In this write-up, I am sharing with you all my understanding about the appointment of Foreign Director on a Board. As a Budding Professional we generally think that it could be more cautions to appoint a Foreign Director in a Company but there is no such additional requirement under FEMA. A foreigner or a non-resident Indian can become an executive or a non-executive/independent director of Indian companies whether public or private.
The only Basic requirement is to Get a valid DSC (Digital Signature Certificate) and DIN (Director Identification Number), a valid Indian employment visa would be required for appointment as a managing director or a whole-time director.
Procedure to be followed for Appointment: -
1. TO GET DSC: A Foreign National or NRI appointing as Director in an Indian company must obtain Digital Signature Certificate firstly.
Proof of Identity:
1. Copy of Passport issued by the country of residence.
Proof of Address: - Any one of the Following (If the address is in a language other than English then translation in the English language required.)
1. latest Mobile Bill
2. Bank statement
3. Electricity Bill mentioning the address of residence.
2. TO GET DIN: Director Identification Number is to be obtained and following documents required for the same to File e-form DIR-3.
Passport Size Photograph
Proof of Identity: - Copy of Passport, Passport issued by the country of residence.
Proof of Address: -Any one of the Following (If address is in language other than English then translation in English language required.)
Latest Mobile Bill or
Bank statement or
Electricity Bill mentioning the address of residence
Copy of citizenship (if any) card
Authority Letter from the Existing Director of the Company in which the appointment if proposed to be done.
Once we are done with basic requirements Conduct Board Meeting by service Proper Notice and Pass the resolution for Appointment of Director with requisite majority.
Form DIR-12 is to be filed with the Ministry of Corporate Affairs, the following documents required for the same:
DIR-2: Consent to act as Director of the Company.
DIR-8 (Intimation by Director about his interest in other entities and Disqualification under section 164 of the Companies Act, 2013).
Letter of Appointment from the company.
The resolution passed by the Company for his/her appointment. (Board Meeting/Shareholders Meetings)
Please note the below: -
All documents mentioned above should be notarized before the Notary (Public) of the country of origin and be duly Apostilled.
All the documents mentioned for the Directors will be required in two sets, duly notarized and apostilled as mentioned.
All documents to be in English, if not then the translation will be required which also will be duly notarized and apostilled.
Just like Indian nation Director and Foreign director shall be appointed as additional director in Board Meeting.

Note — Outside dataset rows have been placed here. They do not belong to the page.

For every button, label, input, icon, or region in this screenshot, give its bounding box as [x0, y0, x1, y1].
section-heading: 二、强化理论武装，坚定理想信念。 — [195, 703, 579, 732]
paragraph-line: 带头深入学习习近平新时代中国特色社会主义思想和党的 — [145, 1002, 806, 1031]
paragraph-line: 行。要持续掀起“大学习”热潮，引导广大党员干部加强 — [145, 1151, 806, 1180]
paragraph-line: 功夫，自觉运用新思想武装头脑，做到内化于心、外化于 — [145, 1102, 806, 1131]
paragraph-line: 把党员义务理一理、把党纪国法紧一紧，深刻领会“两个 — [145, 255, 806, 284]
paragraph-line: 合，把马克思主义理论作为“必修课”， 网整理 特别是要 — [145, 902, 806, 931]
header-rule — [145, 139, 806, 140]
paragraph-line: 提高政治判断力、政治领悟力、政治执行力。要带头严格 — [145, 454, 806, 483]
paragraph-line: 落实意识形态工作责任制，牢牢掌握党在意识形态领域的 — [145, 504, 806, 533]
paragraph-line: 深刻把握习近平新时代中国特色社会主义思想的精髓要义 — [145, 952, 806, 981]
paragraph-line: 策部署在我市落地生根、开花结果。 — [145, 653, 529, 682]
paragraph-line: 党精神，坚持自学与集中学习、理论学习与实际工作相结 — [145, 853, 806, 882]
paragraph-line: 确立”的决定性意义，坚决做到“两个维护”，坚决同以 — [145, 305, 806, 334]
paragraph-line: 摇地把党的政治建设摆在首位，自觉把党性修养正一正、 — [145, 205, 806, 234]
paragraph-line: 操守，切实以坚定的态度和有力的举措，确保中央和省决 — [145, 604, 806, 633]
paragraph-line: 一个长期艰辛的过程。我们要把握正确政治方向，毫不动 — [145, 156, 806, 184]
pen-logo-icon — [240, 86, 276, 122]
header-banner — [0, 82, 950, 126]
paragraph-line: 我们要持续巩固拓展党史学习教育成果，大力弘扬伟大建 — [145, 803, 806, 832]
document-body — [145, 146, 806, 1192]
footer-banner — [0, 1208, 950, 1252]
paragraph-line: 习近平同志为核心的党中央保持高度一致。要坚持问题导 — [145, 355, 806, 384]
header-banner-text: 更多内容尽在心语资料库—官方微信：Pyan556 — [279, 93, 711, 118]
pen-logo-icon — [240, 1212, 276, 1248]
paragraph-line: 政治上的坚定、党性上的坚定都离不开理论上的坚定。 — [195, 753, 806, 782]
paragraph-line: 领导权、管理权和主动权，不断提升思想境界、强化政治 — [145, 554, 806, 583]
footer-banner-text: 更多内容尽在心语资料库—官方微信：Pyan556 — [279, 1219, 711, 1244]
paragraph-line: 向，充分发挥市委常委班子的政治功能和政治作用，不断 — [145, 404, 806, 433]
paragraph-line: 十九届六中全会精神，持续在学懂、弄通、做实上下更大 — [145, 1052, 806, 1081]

Procedure for Resignation of a Foreign Director
As Per Section 168 of Companies act 2013, a director may resign from his office by issuing a notice in writing to the company.
On condition that a director may also forward a copy of his resignation with detailed reasons for the resignation to the Registrar within 30 days of resignation in a prescribed manner
A director can resign after giving written notice to the company and on receipt of the notice of resignation next step would be to inform the Registrar of Companies after that company will propose all the facts and reports in the following General Meeting.
According to Rule 15, the company shall inform the Registrar in Form DIR- 12 within 30 days from the date of receipt of notice of resignation from a director. Company must file DIR-12 within 30 days of receipt of notice of resignation by the director.
ATTACHMENTS FOR DIR-12 OF RESIGNATION OF DIRECTOR:
Copy of Board Resolution
Acknowledgement of Acceptance of Resignation Letter.
INTIMATION OF RESIGNATION TO ROC BY DIRECTOR HIMSELF.
According to Rule 16, where a director resigns from his office, within 30 days from the date of resignation, he shall forward to the Registrar a copy of his resignation with reasons for the resignation in Form DIR-11. This should accompany with the fee as recommended in the Companies Rules, 2014 (Registration Offices and Fees).
In case a company has already filed Form DIR-12 with the Registrar of Companies, a foreign director of such company resigning from his office may authorize in writing a practising professional (CA, CS, CWA) or any other resident director of the company to sign Form DIR-11. Such e-Form shall be filed on his behalf intimating the reasons for the resignation (however, as on date this provision is not mandatory).
As Section 168(2), Companies Act, 2013, the resignation of a director shall take effect from the date on which the “Notice is received” by the company. Under the provisions of section 168, Companies act 2013, no right has been offered to any managerial person to reject the resignation given by Directors.
WHAT IF COMPANY NEITHER ACCEPT THE RESIGNATION NOR INTIMATE TO ROC?
If a Director who has submitted his resignation (for example on 31st July 2020) from the post of director to the board of directors and the board of directors neither approved the resignation nor it filed the form necessary to be filled by the company to the Registrar of companies, then according to sec 168(2), Companies Act, 2013 the director who has resigned would discontinue being a director with effect from 31st July 2020.